To the best of my knowledge, Elliot Wolfson’s A Dream Interpreted Within a Dream is the most realized attempt to fuse Jewish and Buddhist mystical traditions. I was expecting it, sort of, but found myself somewhat surprised nevertheless. Very late in the last chapter of the book, you’ll fall into a deep rabbit hole, running about 8 pages, along with 10 pages of footnotes that illumine the author’s tracks into this thicket.
India enters into view on p.258 with a methodological leap past what is represented, in so many words, as the cul de sac of postmodernism into a philosophical discursus positioned by the Sankara school of Advaita Vedanta, Nagarjuna, and Dogen, the Japanese Zen sage. You’re back out into Poland on p.265 with the disciples of the Besht, who are now shown to weave, in conjunction with Mahayana philosophy, the light of the infinite into garments and dreamscapes. Their God is “a personal God” who “becomes only through its association with the unreal principles of Maya,” a personal God…[who] is himself something unreal” (p.459n.174). Another Buddhist, Allen Ginsburg writing from Japan gets the last word of the book.
These are new worlds for Jewish philosophy and religious thought, new worlds same as the old worlds.
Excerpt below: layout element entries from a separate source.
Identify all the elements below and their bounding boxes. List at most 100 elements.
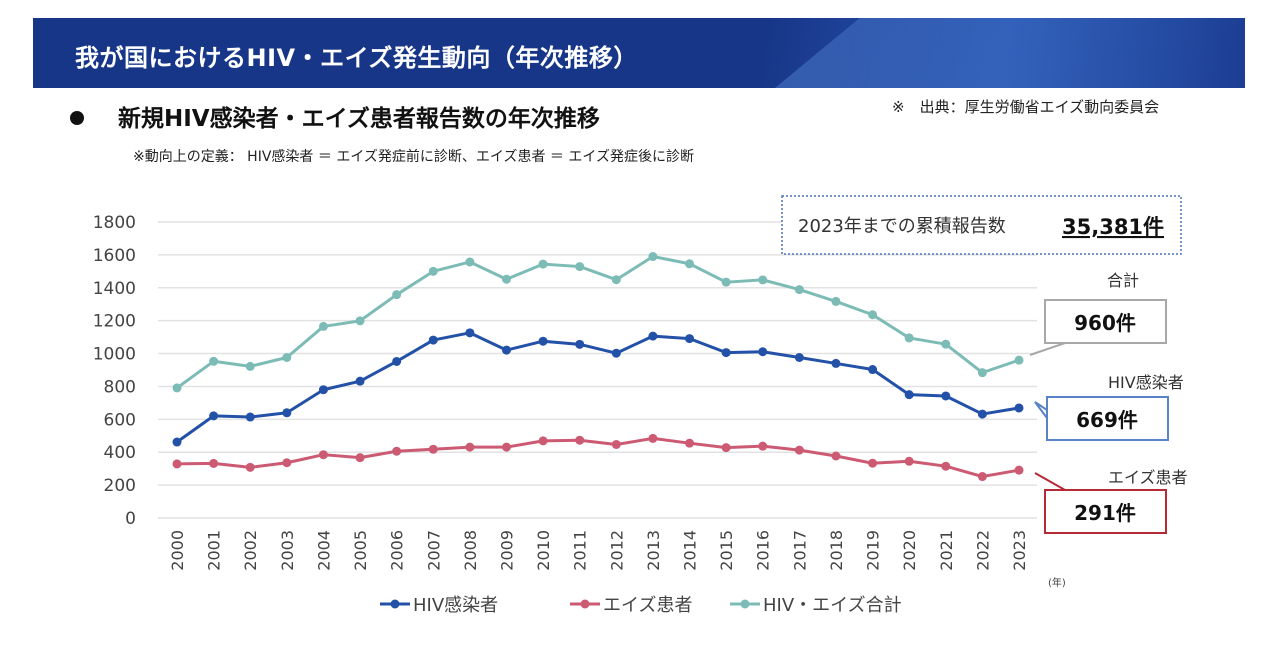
- data-point: [1014, 403, 1024, 413]
- data-point: [721, 348, 731, 358]
- x-tick-label: 2007: [424, 530, 443, 571]
- data-point: [611, 275, 621, 285]
- series-line-1: [176, 436, 1020, 479]
- x-tick-label: 2017: [790, 530, 809, 571]
- data-point: [758, 441, 768, 451]
- data-point: [209, 356, 219, 366]
- data-point: [685, 259, 695, 269]
- data-point: [575, 435, 585, 445]
- x-tick-label: 2020: [900, 530, 919, 571]
- legend-label: HIV・エイズ合計: [763, 595, 902, 616]
- data-point: [501, 274, 511, 284]
- data-point: [282, 353, 292, 363]
- x-tick-label: 2012: [607, 530, 626, 571]
- data-point: [1014, 355, 1024, 365]
- data-point: [428, 444, 438, 454]
- data-point: [868, 310, 878, 320]
- x-unit-label: (年): [1048, 576, 1066, 589]
- data-point: [282, 408, 292, 418]
- callout-pointer: [1034, 472, 1110, 491]
- x-tick-label: 2023: [1010, 530, 1029, 571]
- cumulative-label: 2023年までの累積報告数: [798, 216, 1006, 237]
- data-point: [172, 459, 182, 469]
- x-tick-label: 2000: [168, 530, 187, 571]
- data-point: [355, 376, 365, 386]
- data-point: [318, 321, 328, 331]
- data-point: [611, 439, 621, 449]
- data-point: [465, 328, 475, 338]
- x-tick-label: 2006: [388, 530, 407, 571]
- data-point: [721, 443, 731, 453]
- y-tick-label: 1800: [93, 213, 136, 233]
- data-point: [794, 285, 804, 295]
- data-point: [465, 257, 475, 267]
- y-tick-label: 1400: [93, 279, 136, 299]
- page-title: 我が国におけるHIV・エイズ発生動向（年次推移）: [75, 44, 638, 72]
- y-tick-label: 400: [104, 443, 136, 463]
- data-point: [318, 385, 328, 395]
- callout-label-aids: エイズ患者: [1108, 468, 1188, 487]
- y-tick-label: 600: [104, 410, 136, 430]
- data-point: [648, 433, 658, 443]
- data-point: [977, 472, 987, 482]
- data-point: [209, 458, 219, 468]
- x-tick-label: 2021: [937, 530, 956, 571]
- legend-label: エイズ患者: [603, 595, 692, 616]
- y-tick-label: 1200: [93, 312, 136, 332]
- x-tick-label: 2009: [497, 530, 516, 571]
- callout-value-hiv: 669件: [1076, 408, 1138, 432]
- data-point: [941, 339, 951, 349]
- x-tick-label: 2015: [717, 530, 736, 571]
- data-point: [538, 436, 548, 446]
- data-point: [758, 347, 768, 357]
- header-banner: 我が国におけるHIV・エイズ発生動向（年次推移）: [33, 18, 1245, 88]
- cumulative-value: 35,381件: [1062, 215, 1164, 239]
- callout-label-hiv: HIV感染者: [1108, 373, 1184, 392]
- data-point: [941, 391, 951, 401]
- legend-label: HIV感染者: [413, 595, 498, 616]
- data-point: [428, 335, 438, 345]
- data-point: [465, 442, 475, 452]
- data-point: [575, 339, 585, 349]
- x-tick-label: 2011: [571, 530, 590, 571]
- y-tick-label: 800: [104, 377, 136, 397]
- data-point: [977, 409, 987, 419]
- data-point: [721, 277, 731, 287]
- data-point: [831, 296, 841, 306]
- data-point: [685, 334, 695, 344]
- banner-decoration: [775, 18, 1245, 88]
- x-tick-label: 2005: [351, 530, 370, 571]
- x-tick-label: 2019: [864, 530, 883, 571]
- chart-heading-text: 新規HIV感染者・エイズ患者報告数の年次推移: [118, 106, 600, 132]
- x-tick-label: 2003: [278, 530, 297, 571]
- data-point: [172, 383, 182, 393]
- data-point: [538, 259, 548, 269]
- source-note: ※ 出典：厚生労働省エイズ動向委員会: [892, 98, 1160, 116]
- data-point: [758, 275, 768, 285]
- cumulative-box: [781, 195, 1182, 255]
- x-tick-label: 2008: [461, 530, 480, 571]
- data-point: [831, 358, 841, 368]
- data-point: [392, 356, 402, 366]
- bullet-icon: [70, 110, 84, 125]
- series-line-2: [176, 255, 1020, 390]
- data-point: [648, 331, 658, 341]
- definition-note: ※動向上の定義： HIV感染者 ＝ エイズ発症前に診断、エイズ患者 ＝ エイズ発…: [133, 149, 694, 165]
- series-line-0: [176, 331, 1020, 444]
- data-point: [209, 411, 219, 421]
- x-tick-label: 2016: [754, 530, 773, 571]
- data-point: [831, 451, 841, 461]
- data-point: [868, 365, 878, 375]
- data-point: [904, 390, 914, 400]
- data-point: [611, 348, 621, 358]
- data-point: [355, 453, 365, 463]
- x-tick-label: 2014: [681, 530, 700, 571]
- legend-marker: [580, 599, 590, 609]
- data-point: [428, 266, 438, 276]
- data-point: [501, 345, 511, 355]
- data-point: [794, 445, 804, 455]
- data-point: [355, 316, 365, 326]
- x-tick-label: 2018: [827, 530, 846, 571]
- data-point: [501, 442, 511, 452]
- x-tick-label: 2002: [241, 530, 260, 571]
As for the historical link between India and medieval Jewish Kabbalah, , it is provided by Abraham Melamed’s “The Image of India in Medieval Jewish Culture: Between Adoration and Rejection,” Jewish History 20 (2006), 299-314. For the most part, Elliot’s discussion is theoretical. As for those historical connections, it’s recognized by him that it’s “a matter that requires a careful investigation that lies beyond the scope of this study” (p.468n.206 ).